Though no faculty group has as-yet taken a formal position on Question 1, some Nevada faculty have vocalized past concerns that the amendment may not adequately protect academic freedom.
In a letter sent to lawmakers during deliberations on AJR5 in 2019, the Nevada Faculty Alliance listed at least eight instances in which political pressure was used to influence the nature of appointed higher education governing bodies, including a 2016 move by Kentucky Gov. Matt Bevin to oust trustees and the president at the University of Louisville.
But some faculty proponents have otherwise downplayed the issue, countering that Question 1 would, to the contrary, expand protections for academic freedom through placing such protections directly into the state Constitution.
How did Question 1 qualify for the ballot? As a legislatively referred constitutional amendment, Question 1 was overwhelmingly — though not unanimously — approved by two successive legislative sessions as Assembly Joint Resolution 5. First introduced in 2017, AJR5 was passed 38-4 in the Assembly and 18-2 in the Senate. In its second run through the Legislature in 2019, the measure was approved by margins of 36-5 in the Assembly and 20-0 in the Senate.

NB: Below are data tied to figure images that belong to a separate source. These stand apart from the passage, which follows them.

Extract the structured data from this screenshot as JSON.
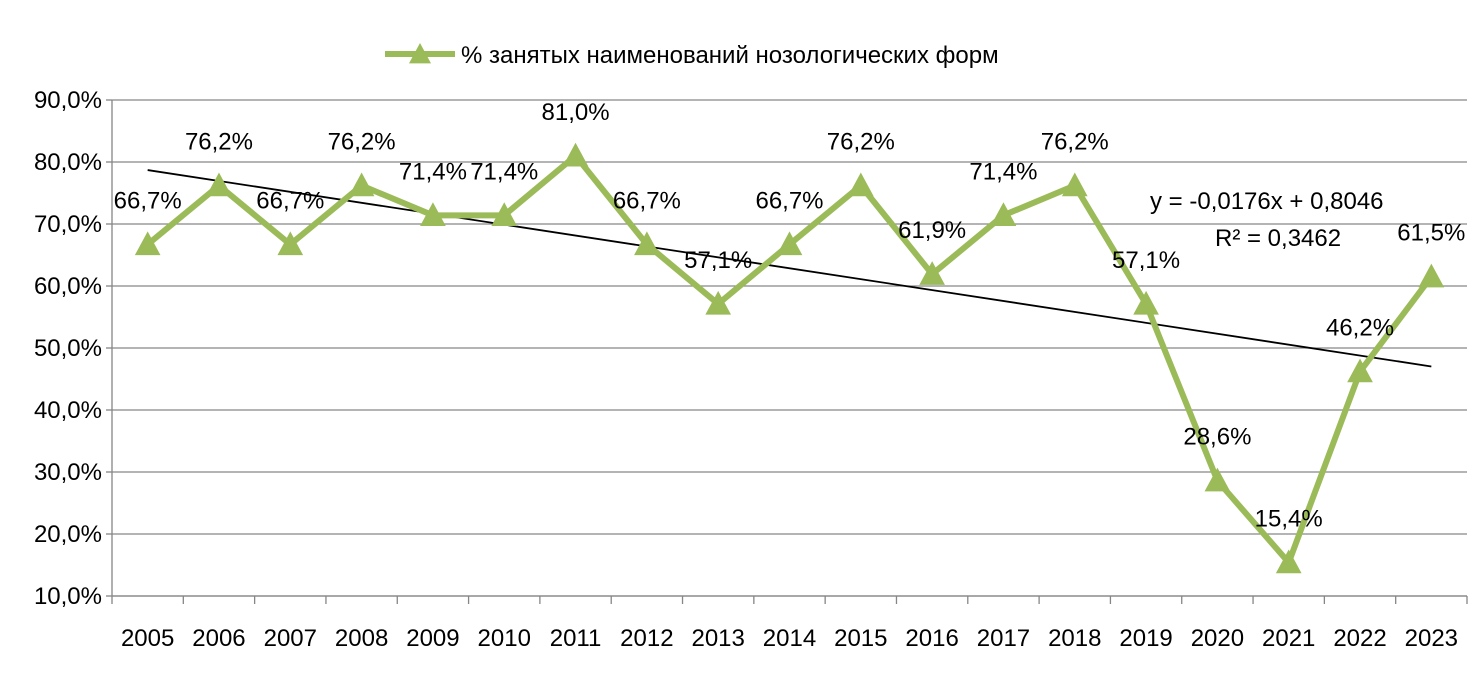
{
  "chart_data": {
    "type": "line",
    "legend": {
      "position": "top"
    },
    "x": [
      "2005",
      "2006",
      "2007",
      "2008",
      "2009",
      "2010",
      "2011",
      "2012",
      "2013",
      "2014",
      "2015",
      "2016",
      "2017",
      "2018",
      "2019",
      "2020",
      "2021",
      "2022",
      "2023"
    ],
    "series": [
      {
        "name": "% занятых наименований нозологических форм",
        "values": [
          0.667,
          0.762,
          0.667,
          0.762,
          0.714,
          0.714,
          0.81,
          0.667,
          0.571,
          0.667,
          0.762,
          0.619,
          0.714,
          0.762,
          0.571,
          0.286,
          0.154,
          0.462,
          0.615
        ],
        "labels": [
          "66,7%",
          "76,2%",
          "66,7%",
          "76,2%",
          "71,4%",
          "71,4%",
          "81,0%",
          "66,7%",
          "57,1%",
          "66,7%",
          "76,2%",
          "61,9%",
          "71,4%",
          "76,2%",
          "57,1%",
          "28,6%",
          "15,4%",
          "46,2%",
          "61,5%"
        ],
        "color": "#9BBB59",
        "marker": "triangle"
      }
    ],
    "trendline": {
      "type": "linear",
      "slope": -0.0176,
      "intercept": 0.8046,
      "equation": "y = -0,0176x + 0,8046",
      "r_squared": "R² = 0,3462",
      "color": "#000000"
    },
    "ylim": [
      0.1,
      0.9
    ],
    "yticks": [
      0.1,
      0.2,
      0.3,
      0.4,
      0.5,
      0.6,
      0.7,
      0.8,
      0.9
    ],
    "ytick_labels": [
      "10,0%",
      "20,0%",
      "30,0%",
      "40,0%",
      "50,0%",
      "60,0%",
      "70,0%",
      "80,0%",
      "90,0%"
    ],
    "grid": true
  }
}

Primary funders: A PAC formed in support of Question 1, Nevadans for a Higher Quality Education, reported raising $115,500 through the second quarter of 2020. Nearly all of that money, $105,000, came in two contributions from the Council for a Better Nevada, a political non-profit helmed by Maureen Schafer, the former chief of staff for the UNLV Medical School. First formed in 2006, the Council for a Better Nevada in part funded a 2014 effort to create a Nevada Court of Appeals and the 2016 gun background checks initiative.

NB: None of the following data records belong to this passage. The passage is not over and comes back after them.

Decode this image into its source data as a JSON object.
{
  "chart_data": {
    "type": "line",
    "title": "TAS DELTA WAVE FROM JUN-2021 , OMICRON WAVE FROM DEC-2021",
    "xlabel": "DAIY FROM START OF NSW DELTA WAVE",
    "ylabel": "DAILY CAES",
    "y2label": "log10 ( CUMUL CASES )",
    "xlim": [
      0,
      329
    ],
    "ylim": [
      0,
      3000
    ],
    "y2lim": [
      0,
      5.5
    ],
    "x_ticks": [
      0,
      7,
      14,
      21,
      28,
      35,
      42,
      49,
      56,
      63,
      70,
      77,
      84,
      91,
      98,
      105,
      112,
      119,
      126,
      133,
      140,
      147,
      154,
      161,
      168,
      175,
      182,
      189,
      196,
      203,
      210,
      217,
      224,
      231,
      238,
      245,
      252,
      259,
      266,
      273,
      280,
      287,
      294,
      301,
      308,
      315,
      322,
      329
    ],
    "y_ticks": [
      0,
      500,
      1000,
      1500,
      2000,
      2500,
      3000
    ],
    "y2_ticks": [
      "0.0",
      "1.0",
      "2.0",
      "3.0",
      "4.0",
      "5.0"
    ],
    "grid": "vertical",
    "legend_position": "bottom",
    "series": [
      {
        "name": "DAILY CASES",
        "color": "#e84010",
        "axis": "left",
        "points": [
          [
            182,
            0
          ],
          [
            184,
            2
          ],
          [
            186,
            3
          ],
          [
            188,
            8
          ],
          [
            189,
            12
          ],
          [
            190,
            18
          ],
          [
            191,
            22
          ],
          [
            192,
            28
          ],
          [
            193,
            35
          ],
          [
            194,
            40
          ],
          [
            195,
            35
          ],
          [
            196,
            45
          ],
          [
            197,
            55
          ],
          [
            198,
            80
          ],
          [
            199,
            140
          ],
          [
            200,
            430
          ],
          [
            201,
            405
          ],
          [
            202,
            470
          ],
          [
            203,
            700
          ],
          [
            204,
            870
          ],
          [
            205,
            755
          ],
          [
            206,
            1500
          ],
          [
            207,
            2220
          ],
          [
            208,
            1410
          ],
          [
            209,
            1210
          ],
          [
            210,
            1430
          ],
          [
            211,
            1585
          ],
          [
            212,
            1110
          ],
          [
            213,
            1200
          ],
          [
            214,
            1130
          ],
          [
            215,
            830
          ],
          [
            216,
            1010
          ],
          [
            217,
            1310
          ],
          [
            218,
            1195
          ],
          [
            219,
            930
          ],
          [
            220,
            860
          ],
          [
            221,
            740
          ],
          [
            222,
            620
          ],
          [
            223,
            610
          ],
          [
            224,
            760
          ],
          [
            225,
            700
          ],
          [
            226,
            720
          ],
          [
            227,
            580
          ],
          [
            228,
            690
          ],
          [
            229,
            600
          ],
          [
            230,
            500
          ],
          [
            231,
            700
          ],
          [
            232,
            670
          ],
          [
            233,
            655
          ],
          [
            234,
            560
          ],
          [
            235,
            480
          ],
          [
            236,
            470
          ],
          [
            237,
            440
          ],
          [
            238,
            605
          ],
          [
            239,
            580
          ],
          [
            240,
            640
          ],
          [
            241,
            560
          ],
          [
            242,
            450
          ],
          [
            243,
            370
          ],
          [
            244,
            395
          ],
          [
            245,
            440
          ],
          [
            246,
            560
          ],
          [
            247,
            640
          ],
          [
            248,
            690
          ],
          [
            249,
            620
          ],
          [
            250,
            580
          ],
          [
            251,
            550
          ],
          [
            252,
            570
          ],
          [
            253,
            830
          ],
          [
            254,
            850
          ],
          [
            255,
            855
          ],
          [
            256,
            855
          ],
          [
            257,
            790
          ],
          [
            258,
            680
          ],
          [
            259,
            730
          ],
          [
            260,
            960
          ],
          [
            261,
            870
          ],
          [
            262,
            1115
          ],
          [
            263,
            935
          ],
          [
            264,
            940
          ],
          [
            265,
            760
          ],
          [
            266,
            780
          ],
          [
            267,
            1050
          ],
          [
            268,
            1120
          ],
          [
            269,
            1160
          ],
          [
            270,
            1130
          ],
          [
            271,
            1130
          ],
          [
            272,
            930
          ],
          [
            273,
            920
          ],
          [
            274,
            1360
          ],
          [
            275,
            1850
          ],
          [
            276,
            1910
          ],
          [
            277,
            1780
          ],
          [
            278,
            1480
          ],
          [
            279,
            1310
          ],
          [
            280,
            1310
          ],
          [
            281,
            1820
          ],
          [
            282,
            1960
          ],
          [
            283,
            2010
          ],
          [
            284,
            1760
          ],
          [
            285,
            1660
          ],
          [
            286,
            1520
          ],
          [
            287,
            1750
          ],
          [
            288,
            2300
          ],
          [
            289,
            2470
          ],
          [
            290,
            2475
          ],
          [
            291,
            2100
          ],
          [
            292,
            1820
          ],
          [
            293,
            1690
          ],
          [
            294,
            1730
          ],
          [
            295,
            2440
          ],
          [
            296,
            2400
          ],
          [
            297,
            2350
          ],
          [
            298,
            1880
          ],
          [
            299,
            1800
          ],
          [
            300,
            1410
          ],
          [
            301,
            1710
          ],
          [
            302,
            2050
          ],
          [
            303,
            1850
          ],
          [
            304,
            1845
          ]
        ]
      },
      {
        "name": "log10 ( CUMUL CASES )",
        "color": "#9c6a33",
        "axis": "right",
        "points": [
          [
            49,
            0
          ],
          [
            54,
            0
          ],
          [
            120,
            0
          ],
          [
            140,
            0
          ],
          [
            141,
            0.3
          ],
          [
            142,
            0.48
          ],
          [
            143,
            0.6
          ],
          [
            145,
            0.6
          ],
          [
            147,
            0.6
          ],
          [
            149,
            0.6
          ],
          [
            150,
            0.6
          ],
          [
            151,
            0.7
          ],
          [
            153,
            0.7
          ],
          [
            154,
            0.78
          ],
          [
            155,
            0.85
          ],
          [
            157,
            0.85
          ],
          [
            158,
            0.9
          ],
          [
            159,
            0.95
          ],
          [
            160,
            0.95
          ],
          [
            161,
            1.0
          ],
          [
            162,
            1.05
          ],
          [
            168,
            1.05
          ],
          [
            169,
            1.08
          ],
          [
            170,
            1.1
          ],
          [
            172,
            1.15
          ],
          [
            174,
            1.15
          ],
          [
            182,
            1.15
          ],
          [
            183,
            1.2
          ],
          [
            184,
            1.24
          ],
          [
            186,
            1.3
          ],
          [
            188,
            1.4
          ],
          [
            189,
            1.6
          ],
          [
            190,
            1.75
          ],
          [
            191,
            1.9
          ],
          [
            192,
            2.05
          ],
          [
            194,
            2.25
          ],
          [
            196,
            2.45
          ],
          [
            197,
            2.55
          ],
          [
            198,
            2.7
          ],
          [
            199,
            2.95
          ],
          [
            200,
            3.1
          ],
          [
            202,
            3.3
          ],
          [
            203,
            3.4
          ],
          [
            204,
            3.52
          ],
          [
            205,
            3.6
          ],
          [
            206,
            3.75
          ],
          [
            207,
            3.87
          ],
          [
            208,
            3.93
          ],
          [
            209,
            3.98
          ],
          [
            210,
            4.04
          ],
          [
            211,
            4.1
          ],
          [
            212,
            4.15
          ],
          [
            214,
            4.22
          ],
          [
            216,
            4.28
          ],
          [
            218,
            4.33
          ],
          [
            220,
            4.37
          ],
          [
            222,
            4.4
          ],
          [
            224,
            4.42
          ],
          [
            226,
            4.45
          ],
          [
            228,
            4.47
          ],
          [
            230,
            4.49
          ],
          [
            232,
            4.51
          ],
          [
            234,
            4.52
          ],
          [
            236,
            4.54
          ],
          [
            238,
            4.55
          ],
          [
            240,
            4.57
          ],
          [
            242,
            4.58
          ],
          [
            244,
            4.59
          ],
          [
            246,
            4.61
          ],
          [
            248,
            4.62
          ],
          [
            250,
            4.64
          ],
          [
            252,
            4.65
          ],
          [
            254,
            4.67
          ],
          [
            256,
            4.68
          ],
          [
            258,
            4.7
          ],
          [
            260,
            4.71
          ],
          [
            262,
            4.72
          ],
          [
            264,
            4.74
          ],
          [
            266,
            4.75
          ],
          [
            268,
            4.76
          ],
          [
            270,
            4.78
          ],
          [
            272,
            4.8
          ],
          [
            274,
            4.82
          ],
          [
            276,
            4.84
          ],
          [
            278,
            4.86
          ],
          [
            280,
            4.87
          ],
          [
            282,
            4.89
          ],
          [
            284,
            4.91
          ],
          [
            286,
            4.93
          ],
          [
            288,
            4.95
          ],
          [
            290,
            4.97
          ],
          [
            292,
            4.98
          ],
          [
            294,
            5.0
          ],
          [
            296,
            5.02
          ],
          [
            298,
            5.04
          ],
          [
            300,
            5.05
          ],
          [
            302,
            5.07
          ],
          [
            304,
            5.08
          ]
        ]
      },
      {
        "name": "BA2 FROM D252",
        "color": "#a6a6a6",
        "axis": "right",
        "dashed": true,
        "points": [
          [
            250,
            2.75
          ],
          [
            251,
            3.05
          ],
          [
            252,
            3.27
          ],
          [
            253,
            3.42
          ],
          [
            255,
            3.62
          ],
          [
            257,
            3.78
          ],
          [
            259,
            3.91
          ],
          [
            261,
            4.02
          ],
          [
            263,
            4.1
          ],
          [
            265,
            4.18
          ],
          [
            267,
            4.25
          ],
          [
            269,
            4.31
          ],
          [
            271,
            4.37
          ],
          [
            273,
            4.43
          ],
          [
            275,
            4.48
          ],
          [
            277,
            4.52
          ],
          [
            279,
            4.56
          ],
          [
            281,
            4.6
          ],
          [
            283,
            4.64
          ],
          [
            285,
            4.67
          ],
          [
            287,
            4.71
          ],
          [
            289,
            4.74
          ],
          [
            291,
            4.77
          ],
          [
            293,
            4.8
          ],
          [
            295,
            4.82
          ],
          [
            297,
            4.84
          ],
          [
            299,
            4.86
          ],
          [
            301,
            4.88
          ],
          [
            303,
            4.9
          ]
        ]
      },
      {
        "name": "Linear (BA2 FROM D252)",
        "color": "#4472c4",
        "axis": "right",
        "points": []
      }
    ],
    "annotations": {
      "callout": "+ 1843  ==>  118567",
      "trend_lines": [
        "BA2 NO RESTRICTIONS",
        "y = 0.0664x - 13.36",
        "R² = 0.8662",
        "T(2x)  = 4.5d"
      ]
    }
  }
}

The remainder of the PAC’s fundraising came from a $10,000 contribution from the Las Vegas Metro Chamber of Commerce and $500 from Republican state Sen. Keith Pickard’s campaign committee.

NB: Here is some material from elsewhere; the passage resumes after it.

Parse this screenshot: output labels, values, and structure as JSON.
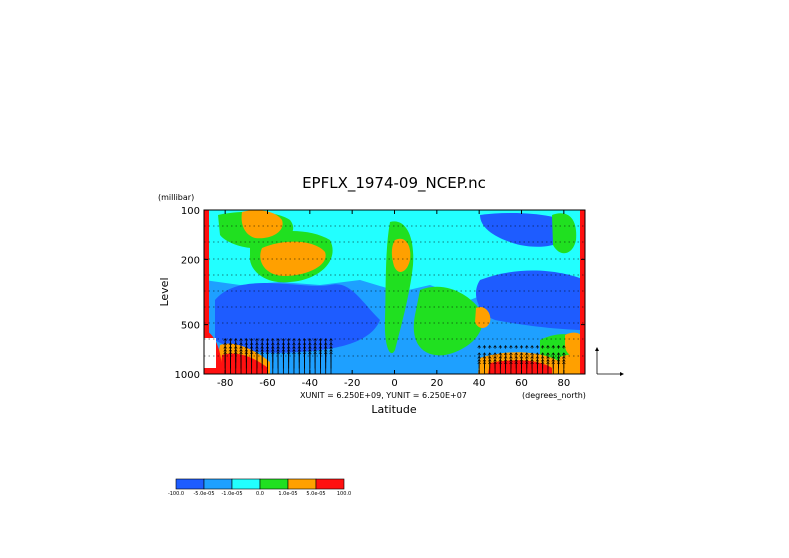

Through the second quarter, the PAC reported spending $87,500, of which nearly half — $40,000 — went to the Mellman Group, a Washington, D.C.-based pollster with a long history of polling Nevada races. (The firm has also done polling for The Nevada Independent.) The PAC also spent another $30,000 on California-based firm Winner and Mandabach, which advertises itself as a specialist in the realm of ballot-measure campaigns.
Financial impact: Cannot be determined. Because Question 1 would likely lead to legislative changes to NSHE and its administrative structure, an analysis by the state could not determine a financial impact of the measure without knowing what, precisely, those changes would entail.
Status: The measure was approved by legislators in both the 2017 and 2019 legislative sessions, leaving November’s vote as the only hurdle remaining before the amendment would take effect.
For more breakdowns of ballot measures, laws or other complex topics, check out other Indy explainers here.
Correction, 9/7/20 at 11:59 a.m. — A quote from Regent Jason Geddes originally misstated the compensation for regents as "$80-a-day." Regents actually receive $80 per meeting, with four quarterly meetings scheduled per year.
Updated, 9/9/20 at 10:32 a.m. — This story was updated to include an endorsement of Question 1 by the Nevada AFL-CIO announced on Wednesday, Sept. 9.